Case from the case-book of the THIRD DIVISION of the ALEXANDRIA HOSPITAL, Surgeon Edwin Bentley, U. S. V., in charge:⃰


CASE 535.—Private Michael K. Smith, company G, 189th New York volunteers; age 41; admitted from regimental hospital May 15, 1865. Chronic diarrhœa. The patient was very low, and complained of pain in the region of the heart; on auscultation a blowing sound was heard. ℞. Blue mass and opium of each eight grains, extract of nux vomica two grains; make eight pills. Take one every three hours. This checked the diarrhœa somewhat, and the patient appeared to improve until May 23d, when he had a severe attack of erysipelas, and died May 24th. Autopsy six hours after death: The lower lobe of the right lung was hepatized. The pericardium contained four ounces of serum. The valves of the heart were thickened and closed imperfectly.
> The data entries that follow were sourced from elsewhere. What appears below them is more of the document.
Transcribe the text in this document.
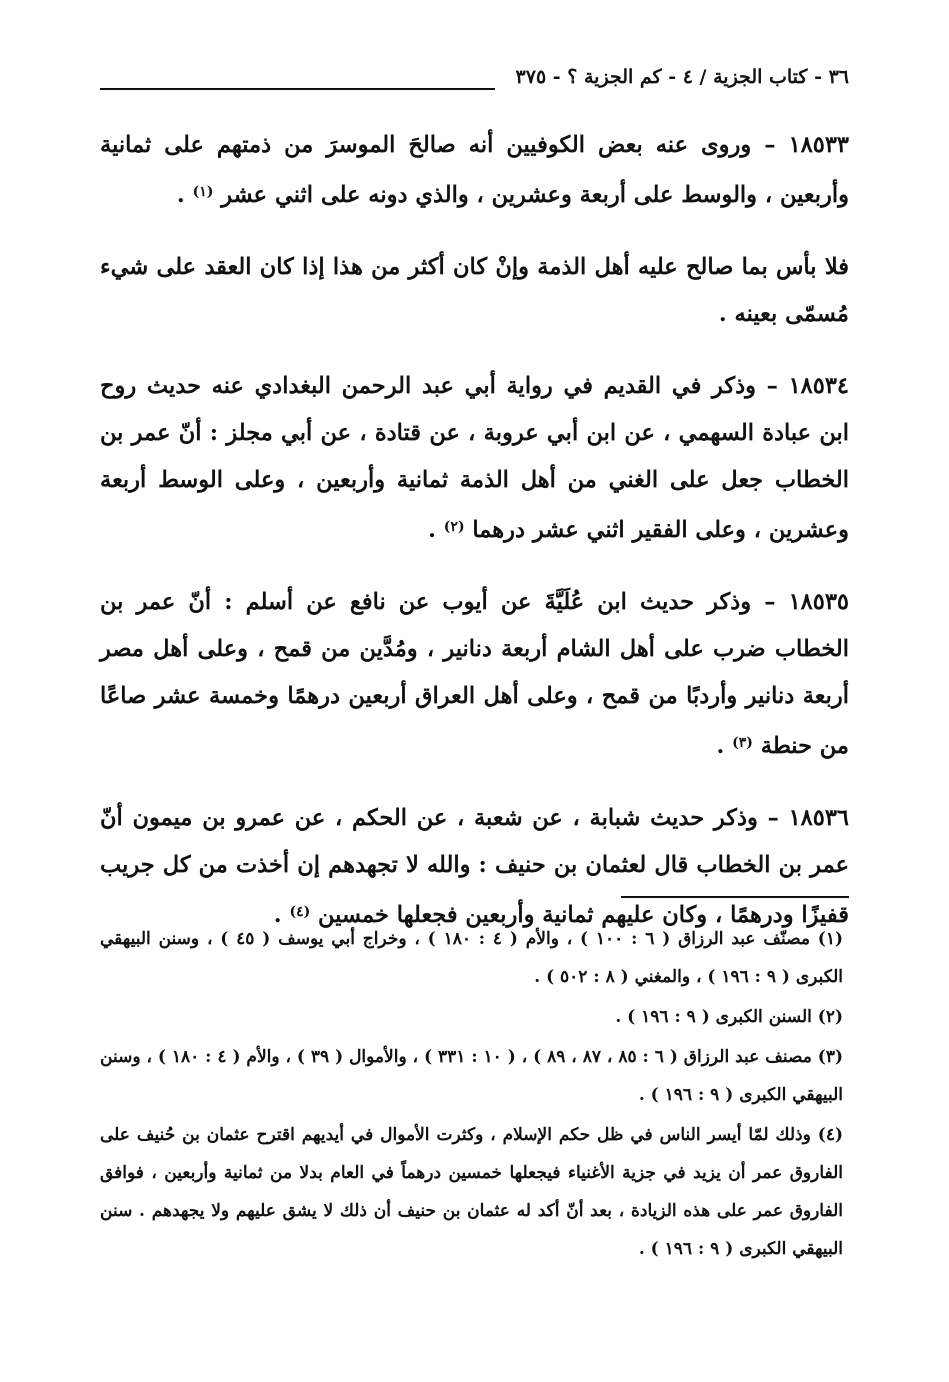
٣٦ - كتاب الجزية / ٤ - كم الجزية ؟ - ٣٧٥

١٨٥٣٣ – وروى عنه بعض الكوفيين أنه صالحَ الموسرَ من ذمتهم على ثمانية وأربعين ، والوسط على أربعة وعشرين ، والذي دونه على اثني عشر $^{(١)}$ .

فلا بأس بما صالح عليه أهل الذمة وإنْ كان أكثر من هذا إذا كان العقد على شيء مُسمّى بعينه .

١٨٥٣٤ – وذكر في القديم في رواية أبي عبد الرحمن البغدادي عنه حديث روح ابن عبادة السهمي ، عن ابن أبي عروبة ، عن قتادة ، عن أبي مجلز : أنّ عمر بن الخطاب جعل على الغني من أهل الذمة ثمانية وأربعين ، وعلى الوسط أربعة وعشرين ، وعلى الفقير اثني عشر درهما $^{(٢)}$ .

١٨٥٣٥ – وذكر حديث ابن عُلَيَّةَ عن أيوب عن نافع عن أسلم : أنّ عمر بن الخطاب ضرب على أهل الشام أربعة دنانير ، ومُدَّين من قمح ، وعلى أهل مصر أربعة دنانير وأردبًا من قمح ، وعلى أهل العراق أربعين درهمًا وخمسة عشر صاعًا من حنطة $^{(٣)}$ .

١٨٥٣٦ – وذكر حديث شبابة ، عن شعبة ، عن الحكم ، عن عمرو بن ميمون أنّ عمر بن الخطاب قال لعثمان بن حنيف : والله لا تجهدهم إن أخذت من كل جريب قفيزًا ودرهمًا ، وكان عليهم ثمانية وأربعين فجعلها خمسين $^{(٤)}$ .

(١) مصنّف عبد الرزاق ( ٦ : ١٠٠ ) ، والأم ( ٤ : ١٨٠ ) ، وخراج أبي يوسف ( ٤٥ ) ، وسنن البيهقي الكبرى ( ٩ : ١٩٦ ) ، والمغني ( ٨ : ٥٠٢ ) .

(٢) السنن الكبرى ( ٩ : ١٩٦ ) .

(٣) مصنف عبد الرزاق ( ٦ : ٨٥ ، ٨٧ ، ٨٩ ) ، ( ١٠ : ٣٣١ ) ، والأموال ( ٣٩ ) ، والأم ( ٤ : ١٨٠ ) ، وسنن البيهقي الكبرى ( ٩ : ١٩٦ ) .

(٤) وذلك لمّا أيسر الناس في ظل حكم الإسلام ، وكثرت الأموال في أيديهم اقترح عثمان بن حُنيف على الفاروق عمر أن يزيد في جزية الأغنياء فيجعلها خمسين درهماً في العام بدلا من ثمانية وأربعين ، فوافق الفاروق عمر على هذه الزيادة ، بعد أنّ أكد له عثمان بن حنيف أن ذلك لا يشق عليهم ولا يجهدهم . سنن البيهقي الكبرى ( ٩ : ١٩٦ ) .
The liver presented the nutmeg appearance; the gall-bladder was very much distended with bile. [The state of the intestines is not recorded.]


⃰ It is to be regretted that, in most instances, the records of this hospital do not show by whom the autopsies were made. It is known that many of them were made by Surgeon Bentley himself, or under his immediate supervision, but it is only possible to distinguish these from the others in a few cases.